Descubren en Egipto una nueva especie que cambia el origen de los simios modernos, un hallazgo que reescribe la evolución de los primates.
El fósil, una mandíbula de hace entre 17 y 18 millones de años, confirma que los ancestros de los simios modernos también habitaron el norte de África, y no exclusivamente el este del continente como se creía hasta ahora.
Descubren en Egipto una nueva especie que cambia el origen de los simios modernos
El hallazgo del Masripithecus moghraensis demuestra que los ancestros de los simios no surgieron solo en África oriental.
La investigación supone un cambio radical en la comprensión del tema, desafiando la idea arraigada de que los simios se originaron exclusivamente en África oriental y apuntando, en cambio, a un origen geográfico más amplio en las regiones del norte continental.
Los científicos sostienen que estos primates también habitaron el norte de África y Oriente Medio, una zona que funcionó como un puente natural entre continentes, redefiniendo así la forma en que se dispersaron los primeros simios.
Un fósil clave que llena un vacío en la evolución
El descubrimiento del Masripithecus moghraensis, a partir de un fragmento de mandíbula hallado en Egipto, supone una pieza clave en el árbol evolutivo de los simios. Durante décadas, el registro fósil del Mioceno temprano en el norte de África solo había documentado monos, mientras que los simios parecían restringidos al este del continente.
Este hallazgo demuestra que los hominoideos —grupo que incluye a humanos y grandes simios— ya estaban presentes en el norte de África hace unos 18 millones de años en la naturaleza, llenando un vacío crítico en la evolución.
Un cambio radical en el origen de los simios modernos
El estudio supone un giro científico de gran calado, ya que cuestiona la teoría dominante que situaba el origen de los simios en África oriental.
Los investigadores concluyen que los simios también habitaban el norte de África y Oriente Medio, una región que actuaba como corredor biogeográfico entre África, Europa y Asia.
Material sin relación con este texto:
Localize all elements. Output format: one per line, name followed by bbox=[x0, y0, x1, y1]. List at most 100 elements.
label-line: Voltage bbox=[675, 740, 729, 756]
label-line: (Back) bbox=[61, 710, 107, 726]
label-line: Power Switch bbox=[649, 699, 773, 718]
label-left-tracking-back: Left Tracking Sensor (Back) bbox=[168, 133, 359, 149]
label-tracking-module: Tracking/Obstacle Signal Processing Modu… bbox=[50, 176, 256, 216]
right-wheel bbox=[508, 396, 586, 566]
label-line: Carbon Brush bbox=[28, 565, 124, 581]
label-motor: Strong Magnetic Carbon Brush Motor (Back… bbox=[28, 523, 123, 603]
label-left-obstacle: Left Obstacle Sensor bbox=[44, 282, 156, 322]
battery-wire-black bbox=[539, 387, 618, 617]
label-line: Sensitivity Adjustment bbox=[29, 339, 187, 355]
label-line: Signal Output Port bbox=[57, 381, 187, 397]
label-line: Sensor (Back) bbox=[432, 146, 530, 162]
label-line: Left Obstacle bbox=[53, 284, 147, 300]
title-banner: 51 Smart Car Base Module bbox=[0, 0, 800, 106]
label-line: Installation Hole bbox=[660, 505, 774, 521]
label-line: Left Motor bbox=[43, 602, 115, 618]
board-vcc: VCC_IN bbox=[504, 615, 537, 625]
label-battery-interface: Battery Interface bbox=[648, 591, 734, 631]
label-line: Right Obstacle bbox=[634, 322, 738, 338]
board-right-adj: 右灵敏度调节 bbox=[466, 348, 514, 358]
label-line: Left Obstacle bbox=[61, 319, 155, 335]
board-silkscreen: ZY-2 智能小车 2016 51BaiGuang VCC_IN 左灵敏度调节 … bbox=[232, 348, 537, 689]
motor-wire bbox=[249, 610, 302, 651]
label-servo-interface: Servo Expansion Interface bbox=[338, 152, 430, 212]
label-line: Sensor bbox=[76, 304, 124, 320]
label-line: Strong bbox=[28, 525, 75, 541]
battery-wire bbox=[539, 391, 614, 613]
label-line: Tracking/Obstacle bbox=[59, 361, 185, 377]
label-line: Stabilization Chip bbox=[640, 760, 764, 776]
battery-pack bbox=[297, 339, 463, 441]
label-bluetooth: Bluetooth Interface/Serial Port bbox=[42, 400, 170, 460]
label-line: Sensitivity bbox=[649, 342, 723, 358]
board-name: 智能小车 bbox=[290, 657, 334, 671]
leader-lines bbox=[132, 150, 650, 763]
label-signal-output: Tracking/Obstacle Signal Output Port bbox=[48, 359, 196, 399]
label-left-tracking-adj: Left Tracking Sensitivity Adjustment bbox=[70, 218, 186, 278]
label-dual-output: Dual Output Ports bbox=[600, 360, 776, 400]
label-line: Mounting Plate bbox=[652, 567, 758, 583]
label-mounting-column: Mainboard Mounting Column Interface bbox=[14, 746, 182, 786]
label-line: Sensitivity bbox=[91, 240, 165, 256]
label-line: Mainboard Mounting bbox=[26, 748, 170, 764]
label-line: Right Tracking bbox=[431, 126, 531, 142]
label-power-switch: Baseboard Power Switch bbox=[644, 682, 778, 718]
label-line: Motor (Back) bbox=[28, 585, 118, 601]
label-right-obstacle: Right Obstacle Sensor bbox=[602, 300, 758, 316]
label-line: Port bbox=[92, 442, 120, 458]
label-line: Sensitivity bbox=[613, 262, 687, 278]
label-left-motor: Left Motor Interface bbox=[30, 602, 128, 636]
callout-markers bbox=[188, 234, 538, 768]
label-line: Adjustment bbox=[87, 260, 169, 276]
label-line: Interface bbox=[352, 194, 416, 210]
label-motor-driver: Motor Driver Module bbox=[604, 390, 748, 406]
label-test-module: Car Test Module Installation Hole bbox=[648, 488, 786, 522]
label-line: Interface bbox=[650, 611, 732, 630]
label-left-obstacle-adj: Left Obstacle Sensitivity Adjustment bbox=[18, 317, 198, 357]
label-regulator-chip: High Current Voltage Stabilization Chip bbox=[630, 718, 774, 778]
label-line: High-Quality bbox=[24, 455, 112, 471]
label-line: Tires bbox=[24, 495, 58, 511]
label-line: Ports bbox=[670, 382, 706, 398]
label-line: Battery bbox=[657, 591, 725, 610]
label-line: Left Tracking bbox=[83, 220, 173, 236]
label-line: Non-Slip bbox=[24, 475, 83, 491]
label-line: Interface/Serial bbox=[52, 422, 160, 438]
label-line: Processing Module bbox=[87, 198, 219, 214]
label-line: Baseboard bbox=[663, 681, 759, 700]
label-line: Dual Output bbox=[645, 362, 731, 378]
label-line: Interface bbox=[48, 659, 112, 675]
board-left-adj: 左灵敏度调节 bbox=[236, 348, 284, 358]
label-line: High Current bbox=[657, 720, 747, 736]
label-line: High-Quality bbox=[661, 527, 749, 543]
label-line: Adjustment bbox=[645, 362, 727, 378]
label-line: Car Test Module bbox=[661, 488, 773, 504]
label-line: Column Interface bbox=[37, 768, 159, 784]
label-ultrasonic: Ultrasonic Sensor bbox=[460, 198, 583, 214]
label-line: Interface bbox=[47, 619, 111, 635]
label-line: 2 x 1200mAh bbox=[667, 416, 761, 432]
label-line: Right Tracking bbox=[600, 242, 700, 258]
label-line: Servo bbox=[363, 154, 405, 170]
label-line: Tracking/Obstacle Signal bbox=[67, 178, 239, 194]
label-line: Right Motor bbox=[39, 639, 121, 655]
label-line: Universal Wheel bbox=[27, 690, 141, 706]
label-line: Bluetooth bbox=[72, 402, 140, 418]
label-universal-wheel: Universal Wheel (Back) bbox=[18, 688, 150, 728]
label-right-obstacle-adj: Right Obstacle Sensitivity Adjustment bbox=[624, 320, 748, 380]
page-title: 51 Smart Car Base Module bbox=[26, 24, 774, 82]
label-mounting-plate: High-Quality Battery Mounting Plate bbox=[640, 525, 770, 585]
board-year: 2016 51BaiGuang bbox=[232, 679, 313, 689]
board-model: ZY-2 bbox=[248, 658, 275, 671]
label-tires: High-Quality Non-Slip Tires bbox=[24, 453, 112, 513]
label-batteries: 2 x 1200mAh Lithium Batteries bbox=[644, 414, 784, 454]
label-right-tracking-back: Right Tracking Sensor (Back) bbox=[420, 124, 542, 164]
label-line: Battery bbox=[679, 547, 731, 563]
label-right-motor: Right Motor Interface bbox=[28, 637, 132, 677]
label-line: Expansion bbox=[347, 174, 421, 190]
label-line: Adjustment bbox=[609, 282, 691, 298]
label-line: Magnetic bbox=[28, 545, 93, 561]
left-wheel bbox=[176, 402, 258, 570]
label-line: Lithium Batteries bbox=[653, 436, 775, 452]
Esto cambia por completo la interpretación de su expansión evolutiva.
Un simio primitivo con rasgos modernos
El Masripithecus moghraensis presenta características únicas que lo sitúan como uno de los hominoideos más cercanos a los simios actuales dentro del Mioceno temprano.
Su mandíbula robusta y sus dientes desarrollados indican una dieta flexible basada en frutas, pero con capacidad para consumir alimentos duros como semillas o nueces, una adaptación clave en entornos con condiciones climáticas extremas.
Un hallazgo que cuestiona décadas de investigación
Durante años, la investigación se centró casi exclusivamente en África oriental, generando un sesgo en el registro fósil.
Este descubrimiento sugiere que los científicos podrían haber estado buscando en el lugar equivocado, obligando a replantear las estrategias sobre el origen de los simios y su evolución.
Clave para entender la evolución humana
Los hominoideos del grupo corona incluyen a humanos, chimpancés, gorilas y orangutanes, por lo que comprender su origen es esencial para reconstruir la historia evolutiva humana.
Este fósil aporta un eslabón intermedio crucial, conectando los registros africanos y euroasiáticos y ayudando a entender cómo se diversificaron estos primates.
Un corredor clave entre continentes
Durante el Mioceno, el norte de África y Oriente Medio funcionaban como un puente natural entre África y Eurasia, facilitando el movimiento de especies.
El Masripithecus confirma que los simios ya estaban presentes en esta región antes de expandirse hacia Europa y Asia, consolidando su papel como zona clave en la evolución global de los primates.
Masripithecus moghraensis presenta una combinación de rasgos primitivos y avanzados, con mandíbulas fuertes y dientes versátiles que sugieren una dieta flexible. Según los científicos, esto le permitió sobrevivir en entornos cambiantes con recursos alimenticios variados y, en ocasiones, limitados.
Este descubrimiento cuestiona décadas de investigación en el campo de los fósiles y ofrece un vínculo evolutivo clave, ayudando a conectar la evidencia africana y euroasiática. Y en consecuencia, mejorando la comprensión de cómo surgieron los simios modernos, incluidos los humanos.